Wednesday, 2 September 2015

Democracy 3

Post-Launch Review
Democracy 3
Developer: Positech Games
Released: October 2013
Played: 4 games over 2h:30min
(one two-term win, two first-term losses, and an assassination loss)


You've just been elected as the leader of a powerful democratic nation! Implement, alter, or scrap policies to balance your country's finances and wellbeing while aiming for reelection. Be careful, because if you become unpopular and lose the next election, it's game over!

At Launch

Democracy 3 earned average review scores of 70%. Some reviewers were blown away by how the game opened their eyes to the complexities of running a country. Many were initially intimidated by the apparent complexity, but most caught on quick. Several critics were disappointed in the lack of depth, having expected more than a turn-based game.

Post Launch

Several patches fixed bugs, altered game balance, and added a couple of minor quality of life features.
Steam Workshop support allows modders to create their own starting conditions to add new playable countries.
Three expansion packs were released.
Clones & Drones deals with futuristic concerns like unemployment due to automation, drones, and robot rights.
Extremism focuses on pushing the limits of democracy with the ability to enact extreme policies or place bans on entire industries.
Social Engineering adds more subtle ways to influence your population, like ad campaigns and less intrusive policies and taxes. 

I'm going to come right out and say it: Democracy 3 is one of those games that's not fun, which I did not enjoy in minute-to-minute gameplay, but that I think is actually quite important.

The interface is a little overwhelming at first.

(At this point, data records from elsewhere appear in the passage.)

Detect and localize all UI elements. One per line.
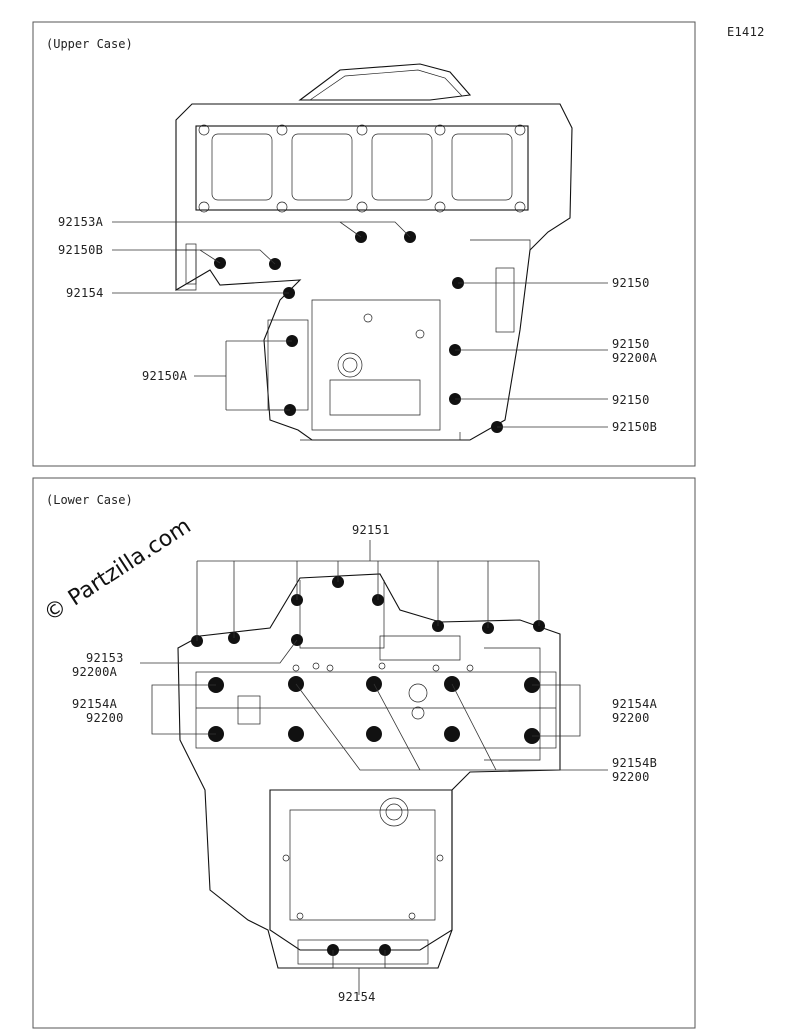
upper-label-92150a: 92150A (142, 369, 188, 383)
upper-crankcase-drawing (175, 63, 573, 441)
lower-label-92154b: 92154B (612, 756, 657, 770)
upper-label-92150b-right: 92150B (612, 420, 657, 434)
upper-label-92153a: 92153A (58, 215, 104, 229)
upper-label-92200a: 92200A (612, 351, 658, 365)
upper-label-92150-mid: 92150 (612, 337, 650, 351)
upper-case-panel: (Upper Case) (32, 21, 696, 467)
lower-label-92200-lower: 92200 (612, 770, 650, 784)
upper-label-92150-top: 92150 (612, 276, 650, 290)
bolt-inner-e (366, 726, 382, 742)
lower-label-92154: 92154 (338, 990, 376, 1004)
upper-label-92150b-left: 92150B (58, 243, 103, 257)
lower-label-92200-left: 92200 (86, 711, 124, 725)
bolt-inner-d (288, 726, 304, 742)
lower-case-title: (Lower Case) (46, 493, 133, 507)
upper-label-92154: 92154 (66, 286, 104, 300)
upper-case-title: (Upper Case) (46, 37, 133, 51)
partzilla-watermark: © Partzilla.com (40, 514, 196, 627)
lower-label-92200-right: 92200 (612, 711, 650, 725)
lower-case-panel: (Lower Case) © Partzilla.com (32, 477, 696, 1029)
lower-label-92154a-left: 92154A (72, 697, 118, 711)
lower-label-92154a-right: 92154A (612, 697, 658, 711)
diagram-code: E1412 (727, 25, 765, 39)
lower-crankcase-drawing (177, 573, 561, 969)
lower-label-92151: 92151 (352, 523, 390, 537)
lower-label-92200a: 92200A (72, 665, 118, 679)
upper-label-92150-low: 92150 (612, 393, 650, 407)
lower-label-92153: 92153 (86, 651, 124, 665)
lower-case-frame (32, 477, 696, 1029)
upper-case-frame (32, 21, 696, 467)
bolt-inner-f (444, 726, 460, 742)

You get this big splash screen with all kinds of icons of different colours, a bar graph in the middle of the screen, and a bunch more numbers and icons in the top bar. The tutorial helps, but it's easier to just poke around and fiddle with things. 

The bubbles represent your policies, statuses, and crises, and by mousing over them, you can see which effects contribute to or detract from others. This is where things get complicated again. Mouse over something important like GDP and you've got a massive web of things that tie to other things. Everything's interconnected. Some things have a dozen or more linked attributes or policies, each of which has effects tied to other things. And some of those factors are outside your control - the biggest one being the global economy, which can have massive unpredictable effects on your country.

Whether you get reelected depends on your popularity, and you have a bunch of different voting blocks to try to please. Many of them overlap - if you want to make commuters happy, you have to keep in mind that some commuters are poor, some are middle class, some drive, some take public transit, some have kids... The more you explore how everything connects - policies, taxes, voters, crises - the more the game hammers home how complex politics really are. Almost nothing is as simple as pushing a slider to make people happy, and even when it is that simple, you're paying for it out of a limited budget.

The real brilliance in Democracy 3's design, though, is its razor-sharp focus on objectives: your goal is reelection, and if you fail it's game over. That single objective is where I really came up against dilemmas and realizations. 

First is that it's never as simple as pushing policies according to your personal beliefs. Legalize everything and raise taxes on the rich! Oh wait, now the capitalists and business owners are moving away because I've taken too much of their profits and moving to another country is better for them, and having all my businesses migrate away creates a massive drain on my GDP, so unemployment and crime are rising and I'm losing funding and running a big deficit which is causing my credit rating to drop and loan interest to skyrocket. Turns out that I'm not a politician or economist so I didn't realize what was happening until it was too late to fix, and now it's game over because I tanked the economy and no one wants to reelect me. Shit.

But what really freaked me out is that in tough times I found myself ignoring certain problems, postponing helpful policies with too big a price tag, or enacting policies I would never even think of backing back in real life. I'm sitting here thinking "Well it would really benefit the country in the long term to increase science and education funding, but I can't afford it right now so I'll cut funding instead", or "Hm, I'm losing support with religious groups. If I scale back abortion from unlimited access to requiring 2 doctors' approval, I lose almost all of the religious opposition without dropping too many points from other voter groups!".

It's that damn focus on reelection. With reelection as your sole goal and losing the election as the ultimate game over fail state, your popularity with voters is the number one concern, and improving the country is just a numbers game to boost your popularity, not a noble goal of its own.

I've known intellectually that gunning for reelection above all else is a problem, but playing Democracy 3 and actually thinking about what I'm doing to get there is what really drove it home. The game gives a really visceral sense of how complex politics and economics really are, and if you stop to think, maybe even forces you to examine just how far you'd go when victims are only statistics.

With that in mind, Democracy 3 is not a "fun" game, but it's an important one that you really should play for a couple of hours while thinking about what you're doing (though if text-based sims aren't your style, the price tag might seem pretty steep).

Recommendation: play it.

As for the expansion packs, consider holding off until you know if you enjoy the game enough to spend more time with the increased complexity and more varied options. If the base game doesn't appeal to you on its own, the expansions won't help at all - but if it does, you'll enjoy the new tools and problems to solve.